Canada’s energy policy, and its increasingly fact-free discourse, demands a rethink
As published by the Globe and Mail.
I am a committed, first-generation Canadian. I care deeply for this country that gave my parents a new start after Canada liberated the Netherlands in the Second World War. And, I should say, I accept the science of climate change; I believe we need solution-focused change on both the production and consumption of fossil fuels.
But I am deeply concerned about the future of the country, amid the alarming polarization in the discourse on energy development.
This debate – more specifically, the one around recent legislative initiatives such as Bill C-48 and Bill C-69 – is clear evidence that we’ve moved away from certain basic facts and this country’s energy policy needs a rethink. Contrary to what many believe, oil demand has not peaked; in fact, within the context of a global shift to a low-carbon future, it will continue to grow over the next 10 to 20 years, according to the International Energy Agency, largely driven by an increasing standard of living in developing countries.
Canada – as the fourth-largest oil exporter in the world – is positioned to play an important role in supplying the developing world. That’s certainly to our benefit: Within Canada, our oil-and-gas-extraction and pipeline industry is the second largest subsector of the economy (based on GDP), employing 500,000 people across the country. It is also Canada’s largest employer of Indigenous peoples.
But it’s not enough to simply talk about the size and economic importance of the energy sector. It is also important to understand that Canada’s environmental, social and governance standards are world-class.
The commitment to upholding the highest standards for energy development includes our pipeline system, which is the safest in the world. When measured relative to production, pipeline incidents in Canada are about one-tenth that of the United States’. We also have an enviable marine safety record: There are about 20,000 tanker movements a year, with 85 per cent taking place on the east coast, and there have been no significant oil-tanker spills.
When it comes to the oil sands, though, the gap between reality and perception is vast. Despite the criticism of the oil sands over greenhouse gas (GHG) emissions, most people are surprised to learn that our oil sands emissions account for only 0.15 per cent of global emissions. In addition, despite this being a small number on a global basis, the industry has been focused on reducing its GHG output; emissions per barrel have decreased by 29 per cent between 2000 and 2016, and a report by research firm IHS Markit expects that will fall by another 16 per cent to 23 per cent by 2030. Progress is becoming truly profound.
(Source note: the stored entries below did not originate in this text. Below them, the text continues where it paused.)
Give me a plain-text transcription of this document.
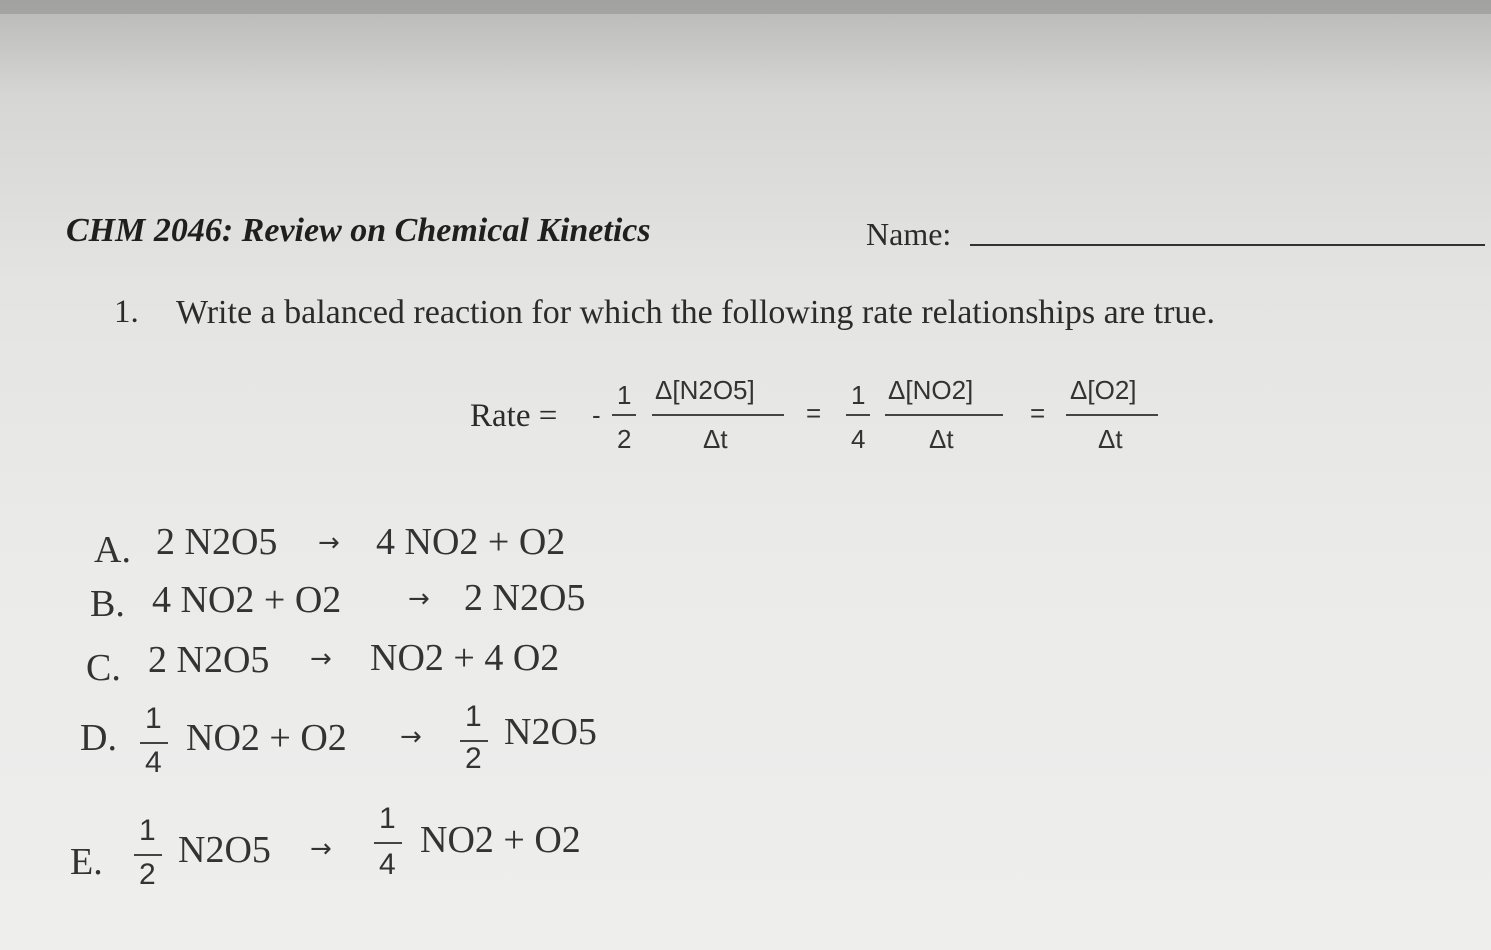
CHM 2046: Review on Chemical Kinetics	Name:
1. Write a balanced reaction for which the following rate relationships are true.
Rate = -
1
2
Δ[N2O5]
Δt
=
1
4
Δ[NO2]
Δt
=
Δ[O2]
Δt
A. 2 N2O5 → 4 NO2 + O2
B. 4 NO2 + O2	→ 2 N2O5
C. 2 N2O5 → NO2 + 4 O2
D. 1
4
NO2 + O2 →
1
2
N2O5
E.
1
2
N2O5 →
1
4
NO2 + O2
New oil sands projects are generating GHG emissions that are on par with – or less than – the average barrel refined in the United States. So on what basis, then, can it be argued that we should curtail production when our emissions are at the same level as other producers?
Further, if the oil sands were phased out, as some are advocating, the lost volumes would merely be replaced by other heavy oil suppliers, such as Saudi Arabia, Iraq, Venezuela and Mexico. ARC and Viewpoint have calculated that the net reduction in global GHGs would be 0.03 per cent if Canada’s entire oil sands stopped production. It’s insignificant, and at best, symbolic.
Where is the moral justification to allow other oil suppliers – with little to no environmental or regulatory oversight, an indifferent commitment to the climate-change fight and, in some cases, a record of human-rights abuses, poor labour standards and troubled governance – to capture markets that we can supply, with our world-class standards and high ethical approach?
Curtailing the growth of Canada’s energy sector only translates into lost jobs and a diminished financial capacity to support our own social prosperity. Not only that, it curtails the very investment in research and development that can further improve our environmental performance to support the global transition into a low-carbon era.
The media, activists, politicians and our own tendency to oversimplify complex arguments have driven us to position this as a black-or-white issue. You are either an environmentalist or not; pro-oil and gas, or not. But my extensive research, along with my own personal experience, tells me we can be both.
We do face one stark choice, however. We can contain, curtail, and dismantle our leading industry. Or we can consider the facts, and pursue a future for our oil-and-gas sector that is both moral and smart, demonstrating a commitment to long-term energy leadership in all facets of the industry, including the environment.